Exponential functions are mathematical expressions that involve exponents, typically represented in the form \( a^x \), where \( a \) is a constant known as the base, and \( x \) is the exponent. In calculus, exponential functions often appear in the form \( e^x \), where \( e \) is Euler’s number, approximately equal to 2.71828. This special base is fundamental due to its unique properties which simplify differentiation and integration processes.

In the context of our problem, the draining rate function of the pool is given as an exponential function, \( R(t) = 100e^{-0.05t} \). Here, \( 100 \) is a coefficient, and the exponent includes \( t \), the time variable, with a constant rate of change \(-0.05\).

Exponential functions are significant because they model real-world phenomena, such as population growth, radioactive decay, and in this case, the rate at which water is drained from the pool. Understanding how to handle these functions is essential for various applications in science and engineering.

Definite Integrals

Definite integrals are used in calculus to find the total accumulation of a quantity, represented by the area under a curve between two points. The definite integral is written as \( \int_a^b f(x) \, dx \), where \( f(x) \) is the function of interest, and \( a \) and \( b \) are the limits of integration.

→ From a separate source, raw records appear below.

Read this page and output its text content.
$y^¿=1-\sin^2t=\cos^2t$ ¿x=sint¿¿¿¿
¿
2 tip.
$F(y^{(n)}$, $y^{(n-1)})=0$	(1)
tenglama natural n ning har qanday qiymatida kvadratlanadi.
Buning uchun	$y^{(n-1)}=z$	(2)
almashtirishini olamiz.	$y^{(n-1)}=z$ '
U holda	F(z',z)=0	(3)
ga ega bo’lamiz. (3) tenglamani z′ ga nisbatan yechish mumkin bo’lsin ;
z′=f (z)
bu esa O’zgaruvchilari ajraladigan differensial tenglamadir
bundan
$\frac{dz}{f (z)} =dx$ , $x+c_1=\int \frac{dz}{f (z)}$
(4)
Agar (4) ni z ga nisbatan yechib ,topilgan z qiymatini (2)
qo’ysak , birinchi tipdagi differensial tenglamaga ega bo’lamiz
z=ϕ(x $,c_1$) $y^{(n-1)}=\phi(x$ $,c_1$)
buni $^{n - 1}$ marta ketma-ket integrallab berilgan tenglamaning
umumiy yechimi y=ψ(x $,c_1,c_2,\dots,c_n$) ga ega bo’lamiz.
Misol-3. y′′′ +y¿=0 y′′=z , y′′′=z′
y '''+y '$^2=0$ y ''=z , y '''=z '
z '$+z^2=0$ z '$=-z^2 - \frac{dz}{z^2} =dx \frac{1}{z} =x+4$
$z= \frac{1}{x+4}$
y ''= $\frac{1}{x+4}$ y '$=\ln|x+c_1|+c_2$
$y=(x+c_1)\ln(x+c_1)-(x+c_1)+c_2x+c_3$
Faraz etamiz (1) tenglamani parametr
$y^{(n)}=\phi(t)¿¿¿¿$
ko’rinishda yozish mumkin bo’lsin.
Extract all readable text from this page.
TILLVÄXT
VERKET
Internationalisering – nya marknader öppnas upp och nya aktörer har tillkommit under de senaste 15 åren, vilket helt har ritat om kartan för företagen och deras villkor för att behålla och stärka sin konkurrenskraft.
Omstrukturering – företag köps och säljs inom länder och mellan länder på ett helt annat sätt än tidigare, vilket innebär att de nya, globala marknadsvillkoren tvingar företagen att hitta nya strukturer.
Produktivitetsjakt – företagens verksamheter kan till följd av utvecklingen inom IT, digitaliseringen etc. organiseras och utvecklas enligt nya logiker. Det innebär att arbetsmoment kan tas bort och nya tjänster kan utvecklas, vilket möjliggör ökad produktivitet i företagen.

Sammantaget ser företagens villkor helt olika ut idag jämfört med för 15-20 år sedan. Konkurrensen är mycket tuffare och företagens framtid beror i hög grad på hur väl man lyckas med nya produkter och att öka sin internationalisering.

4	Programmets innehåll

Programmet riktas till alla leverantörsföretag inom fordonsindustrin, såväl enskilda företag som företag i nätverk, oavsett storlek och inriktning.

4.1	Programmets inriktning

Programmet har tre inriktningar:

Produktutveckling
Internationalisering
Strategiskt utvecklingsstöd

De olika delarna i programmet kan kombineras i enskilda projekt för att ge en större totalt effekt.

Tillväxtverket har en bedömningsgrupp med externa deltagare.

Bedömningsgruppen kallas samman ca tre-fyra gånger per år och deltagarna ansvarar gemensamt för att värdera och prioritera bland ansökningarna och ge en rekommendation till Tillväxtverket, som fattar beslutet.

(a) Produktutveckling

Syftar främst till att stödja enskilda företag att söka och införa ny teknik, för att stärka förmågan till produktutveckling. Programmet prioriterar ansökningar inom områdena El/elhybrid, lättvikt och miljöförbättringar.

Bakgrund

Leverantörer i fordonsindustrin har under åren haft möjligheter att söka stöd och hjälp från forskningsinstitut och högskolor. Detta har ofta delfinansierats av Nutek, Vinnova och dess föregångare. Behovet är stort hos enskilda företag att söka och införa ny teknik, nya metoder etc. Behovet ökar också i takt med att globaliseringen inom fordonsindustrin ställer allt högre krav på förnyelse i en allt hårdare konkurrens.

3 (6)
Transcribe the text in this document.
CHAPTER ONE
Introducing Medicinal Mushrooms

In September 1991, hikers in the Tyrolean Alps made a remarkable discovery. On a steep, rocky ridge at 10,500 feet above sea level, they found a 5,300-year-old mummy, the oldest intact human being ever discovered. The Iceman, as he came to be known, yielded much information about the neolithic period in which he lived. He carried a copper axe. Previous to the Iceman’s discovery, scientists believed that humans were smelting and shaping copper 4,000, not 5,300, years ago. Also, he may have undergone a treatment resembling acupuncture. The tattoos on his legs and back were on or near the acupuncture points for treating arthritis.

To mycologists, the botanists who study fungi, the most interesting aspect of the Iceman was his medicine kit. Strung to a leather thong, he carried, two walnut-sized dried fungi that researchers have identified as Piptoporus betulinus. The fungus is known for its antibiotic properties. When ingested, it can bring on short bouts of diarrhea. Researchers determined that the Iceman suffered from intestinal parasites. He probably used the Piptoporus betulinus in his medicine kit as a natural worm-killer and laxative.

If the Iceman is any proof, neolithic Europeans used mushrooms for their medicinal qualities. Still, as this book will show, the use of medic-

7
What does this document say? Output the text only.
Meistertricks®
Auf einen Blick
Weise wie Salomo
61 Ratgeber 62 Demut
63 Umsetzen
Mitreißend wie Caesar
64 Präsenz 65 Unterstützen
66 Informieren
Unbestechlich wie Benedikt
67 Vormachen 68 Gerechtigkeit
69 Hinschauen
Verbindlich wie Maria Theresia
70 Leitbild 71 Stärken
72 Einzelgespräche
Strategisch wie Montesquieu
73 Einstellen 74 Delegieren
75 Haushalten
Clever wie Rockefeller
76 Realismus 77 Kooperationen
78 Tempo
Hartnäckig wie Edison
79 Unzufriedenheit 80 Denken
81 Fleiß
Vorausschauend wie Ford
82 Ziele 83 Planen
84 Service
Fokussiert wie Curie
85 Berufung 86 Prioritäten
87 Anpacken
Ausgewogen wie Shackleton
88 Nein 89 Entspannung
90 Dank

In our swimming pool problem, we use the definite integral to determine the total volume of water drained over time, represented as \( \int_0^{\infty} 100e^{-0.05t} dt \). The limits are from 0 to infinity, indicating the process of draining begins at time \( t = 0 \) and continues indefinitely.

Solving this definite integral can show the accumulated amount of water drained, providing insight into how much water the pool loses over an unlimited timeframe. This method is invaluable for calculating total changes where variables continuously accumulate.

Improper Integrals

Improper integrals arise when integrating over an infinite interval or when the integrand has an infinite discontinuity within the interval of integration. They are written similarly to definite integrals but require special techniques to evaluate.

The integral in our exercise, \( \int_0^{\infty} 100e^{-0.05t} dt \), is classified as an improper integral because the upper limit of integration is infinity. To evaluate such integrals, one typically takes the limit of a definite integral, letting the upper boundary approach infinity.

In practice, to evaluate an integral from 0 to infinity, you substitute infinity with a variable, say \( M \), then compute \( \lim_{M \to \infty} \int_0^M 100e^{-0.05t} dt \). This process helps determine whether the area under the curve converges to a finite value, indicating the total volume of water drained in this scenario is finite despite the infinite time horizon.

Substitution Method

The substitution method is a powerful technique for evaluating integrals, especially when dealing with exponential and trigonometric functions. This method simplifies complicated integrals by replacing a part of the integrand with a new variable, making the integral easier to solve.

In our problem, we use substitution to tackle the improper integral \( \int_0^{\infty} 100e^{-0.05t} dt \). We set \( u = -0.05t \), and consequently, the differential \( dt \) transforms to \( -20du \). This changes the integral into: \[ -2000 \int_{-\infty}^{0} e^u \, du \]

By completing this substitution, the integral becomes a standard form of the exponential function \( e^u \), which simplifies to \( e^u \) itself upon integration. Substitution is crucial in calculus for rearranging complex integrals into more manageable forms, aiding in their solution.